Functionalized-MXene-based imprinted MOFs composite membranes for the selective separation of ribavirin

The evident decrease for membrane-treated performance in response to multi-component mixture greatly limited its application. Here, we prepared blended nanomolecularly imprinted composite fiber membranes (CXPM-MIMs) with in situ growth of imprinted MOFs on carboxyl functionalized MXene. Through the carboxylate-assisted coordination pathway, a chelation site is provided by the carboxylate-modified MXene to coordinate with NH2-UiO-66, creating a tightly linked NH2-UiO-66/carboxylate-functionalized MXene heterostructure.

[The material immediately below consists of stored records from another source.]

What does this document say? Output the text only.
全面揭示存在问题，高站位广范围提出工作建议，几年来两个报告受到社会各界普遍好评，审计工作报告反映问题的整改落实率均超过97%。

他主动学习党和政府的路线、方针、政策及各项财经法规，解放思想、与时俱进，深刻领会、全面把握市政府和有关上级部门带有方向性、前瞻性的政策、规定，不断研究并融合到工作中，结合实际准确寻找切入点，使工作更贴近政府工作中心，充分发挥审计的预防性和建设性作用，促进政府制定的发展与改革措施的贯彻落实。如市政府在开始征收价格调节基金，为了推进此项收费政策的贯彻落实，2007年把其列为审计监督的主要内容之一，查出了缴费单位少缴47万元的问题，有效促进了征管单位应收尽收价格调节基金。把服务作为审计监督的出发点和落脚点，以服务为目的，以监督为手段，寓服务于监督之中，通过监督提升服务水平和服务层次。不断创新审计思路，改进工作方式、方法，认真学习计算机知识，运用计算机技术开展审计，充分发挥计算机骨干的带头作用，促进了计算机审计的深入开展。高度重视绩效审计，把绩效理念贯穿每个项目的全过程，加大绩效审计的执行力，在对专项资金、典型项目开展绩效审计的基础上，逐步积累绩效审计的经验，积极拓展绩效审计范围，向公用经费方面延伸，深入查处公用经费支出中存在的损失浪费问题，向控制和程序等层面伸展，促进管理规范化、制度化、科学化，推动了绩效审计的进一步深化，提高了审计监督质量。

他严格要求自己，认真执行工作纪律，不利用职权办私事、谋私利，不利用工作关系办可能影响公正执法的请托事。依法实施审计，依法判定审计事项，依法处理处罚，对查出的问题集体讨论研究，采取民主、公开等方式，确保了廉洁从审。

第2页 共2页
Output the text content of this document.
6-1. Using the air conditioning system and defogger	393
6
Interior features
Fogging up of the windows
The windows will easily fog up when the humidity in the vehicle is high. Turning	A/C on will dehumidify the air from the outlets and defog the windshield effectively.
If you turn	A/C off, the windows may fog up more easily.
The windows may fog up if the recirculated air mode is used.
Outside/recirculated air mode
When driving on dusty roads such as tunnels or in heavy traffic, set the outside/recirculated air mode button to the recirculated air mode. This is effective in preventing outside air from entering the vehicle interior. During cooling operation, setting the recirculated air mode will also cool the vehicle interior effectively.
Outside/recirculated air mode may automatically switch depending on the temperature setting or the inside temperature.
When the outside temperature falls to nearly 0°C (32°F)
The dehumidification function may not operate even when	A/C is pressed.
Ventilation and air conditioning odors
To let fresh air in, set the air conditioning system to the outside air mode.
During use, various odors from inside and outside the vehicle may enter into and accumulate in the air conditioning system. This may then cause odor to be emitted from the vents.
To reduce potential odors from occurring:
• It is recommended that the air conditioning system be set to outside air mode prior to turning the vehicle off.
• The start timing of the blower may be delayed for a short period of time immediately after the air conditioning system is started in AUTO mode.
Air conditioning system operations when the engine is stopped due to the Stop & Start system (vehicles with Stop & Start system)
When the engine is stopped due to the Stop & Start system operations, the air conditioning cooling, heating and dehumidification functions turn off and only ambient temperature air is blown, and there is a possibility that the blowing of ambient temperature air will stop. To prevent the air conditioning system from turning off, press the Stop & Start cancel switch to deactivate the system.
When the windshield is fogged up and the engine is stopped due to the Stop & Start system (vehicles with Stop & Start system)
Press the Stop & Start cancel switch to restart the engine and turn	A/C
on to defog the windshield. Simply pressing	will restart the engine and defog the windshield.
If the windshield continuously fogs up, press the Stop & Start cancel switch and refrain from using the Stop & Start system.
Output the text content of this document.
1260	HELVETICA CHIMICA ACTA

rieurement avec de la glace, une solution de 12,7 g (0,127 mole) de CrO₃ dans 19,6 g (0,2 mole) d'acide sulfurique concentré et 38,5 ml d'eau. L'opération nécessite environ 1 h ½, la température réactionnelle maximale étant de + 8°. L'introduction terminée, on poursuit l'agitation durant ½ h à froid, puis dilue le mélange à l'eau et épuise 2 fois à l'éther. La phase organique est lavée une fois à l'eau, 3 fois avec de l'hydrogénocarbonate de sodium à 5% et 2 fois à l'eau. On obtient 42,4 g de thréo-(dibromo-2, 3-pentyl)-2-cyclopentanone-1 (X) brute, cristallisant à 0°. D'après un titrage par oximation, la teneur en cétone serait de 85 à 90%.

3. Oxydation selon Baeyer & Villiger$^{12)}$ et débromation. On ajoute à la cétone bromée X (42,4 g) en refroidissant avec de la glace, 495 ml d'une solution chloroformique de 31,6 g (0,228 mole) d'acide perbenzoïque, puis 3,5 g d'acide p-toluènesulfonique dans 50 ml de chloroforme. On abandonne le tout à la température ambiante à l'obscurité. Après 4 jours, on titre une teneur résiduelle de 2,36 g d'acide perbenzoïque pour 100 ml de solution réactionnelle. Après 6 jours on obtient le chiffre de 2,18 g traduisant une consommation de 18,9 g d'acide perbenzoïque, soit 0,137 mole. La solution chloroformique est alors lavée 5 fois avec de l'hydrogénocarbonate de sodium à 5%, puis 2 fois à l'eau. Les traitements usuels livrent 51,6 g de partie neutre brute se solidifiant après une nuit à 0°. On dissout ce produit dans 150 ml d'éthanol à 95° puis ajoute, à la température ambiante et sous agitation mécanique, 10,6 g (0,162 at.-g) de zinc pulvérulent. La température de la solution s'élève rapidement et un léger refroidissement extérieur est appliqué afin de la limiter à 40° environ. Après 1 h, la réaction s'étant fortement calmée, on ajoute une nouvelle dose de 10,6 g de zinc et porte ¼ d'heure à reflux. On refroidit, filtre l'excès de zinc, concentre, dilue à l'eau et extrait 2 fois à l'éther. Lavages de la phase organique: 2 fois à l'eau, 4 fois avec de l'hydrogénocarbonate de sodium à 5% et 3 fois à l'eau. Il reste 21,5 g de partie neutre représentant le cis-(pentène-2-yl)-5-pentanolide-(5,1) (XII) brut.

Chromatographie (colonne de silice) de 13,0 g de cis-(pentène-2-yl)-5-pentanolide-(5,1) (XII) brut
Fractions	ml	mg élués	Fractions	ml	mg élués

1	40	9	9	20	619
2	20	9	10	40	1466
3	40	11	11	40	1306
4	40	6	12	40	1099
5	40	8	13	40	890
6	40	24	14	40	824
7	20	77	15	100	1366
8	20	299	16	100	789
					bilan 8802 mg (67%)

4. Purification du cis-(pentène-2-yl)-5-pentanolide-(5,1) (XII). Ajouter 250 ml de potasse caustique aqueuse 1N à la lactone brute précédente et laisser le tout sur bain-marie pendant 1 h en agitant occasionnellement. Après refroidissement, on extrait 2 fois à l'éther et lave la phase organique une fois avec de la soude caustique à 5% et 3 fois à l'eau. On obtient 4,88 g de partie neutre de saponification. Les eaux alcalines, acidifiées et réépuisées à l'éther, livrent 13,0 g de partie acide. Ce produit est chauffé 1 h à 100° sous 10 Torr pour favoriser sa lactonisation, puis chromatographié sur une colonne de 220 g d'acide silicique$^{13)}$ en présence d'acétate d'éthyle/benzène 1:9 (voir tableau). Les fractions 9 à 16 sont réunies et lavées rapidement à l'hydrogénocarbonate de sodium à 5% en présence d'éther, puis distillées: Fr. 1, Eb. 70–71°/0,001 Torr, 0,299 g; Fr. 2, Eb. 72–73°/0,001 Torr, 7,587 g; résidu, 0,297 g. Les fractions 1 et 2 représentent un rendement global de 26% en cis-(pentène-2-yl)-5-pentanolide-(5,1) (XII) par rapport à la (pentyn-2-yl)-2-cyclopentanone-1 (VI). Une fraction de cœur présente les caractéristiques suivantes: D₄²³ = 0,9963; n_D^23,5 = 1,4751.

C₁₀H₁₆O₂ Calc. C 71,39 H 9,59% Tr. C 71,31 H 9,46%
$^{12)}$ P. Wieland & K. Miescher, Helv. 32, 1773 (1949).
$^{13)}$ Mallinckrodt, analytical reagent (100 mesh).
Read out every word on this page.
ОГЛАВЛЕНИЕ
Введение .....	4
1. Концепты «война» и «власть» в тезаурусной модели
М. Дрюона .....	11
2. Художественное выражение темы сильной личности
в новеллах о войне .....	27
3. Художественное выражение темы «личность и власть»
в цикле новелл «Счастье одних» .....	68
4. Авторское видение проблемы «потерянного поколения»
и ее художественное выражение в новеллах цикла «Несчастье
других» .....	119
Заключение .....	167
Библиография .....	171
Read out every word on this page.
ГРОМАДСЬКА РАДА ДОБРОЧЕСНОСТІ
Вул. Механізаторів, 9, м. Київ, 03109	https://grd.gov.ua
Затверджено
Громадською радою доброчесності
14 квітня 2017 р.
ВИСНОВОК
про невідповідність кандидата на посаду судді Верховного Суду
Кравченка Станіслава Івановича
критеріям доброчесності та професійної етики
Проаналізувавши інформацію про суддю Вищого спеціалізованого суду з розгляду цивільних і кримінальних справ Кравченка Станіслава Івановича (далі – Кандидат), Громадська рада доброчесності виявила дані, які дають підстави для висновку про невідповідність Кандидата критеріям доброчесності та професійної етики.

The key role of the modified carboxyl group can be identified so that it can help to create a strong coordination bond between the two materials. Conventional MOFs typically lack selectivity and specificity. Here, we present a molecularly imprinted nanocomposite MOFs membrane material that exhibits selective adsorption and molecular separation capabilities. Imprinted UiO-66 (Ce) based on diamino-terephthalic acid was synthesized with water as the only solvent without adding any regulator or additive. By adding ribavirin molecules to multicomponent MOFs using a molecular imprinting technique and carrying out adsorption tests (isothermal and kinetic) as well as selectivity testing, we were able to demonstrate this adsorption-separation mechanism. The valuable testing outcomes shown that the as-prepared CXPM-MIMs performed excellently in terms of pemselectivity for ribavirin (RBV) (permselectivity factor β = 4.89, 10.14, 9.23) in addition to exhibiting perfect specific adsorption ability (58.3mgg-1). The strong permselectivity and particular identification capacity of CXPM-MIMs demonstrated their tremendous potential in the treatment of RBV contamination.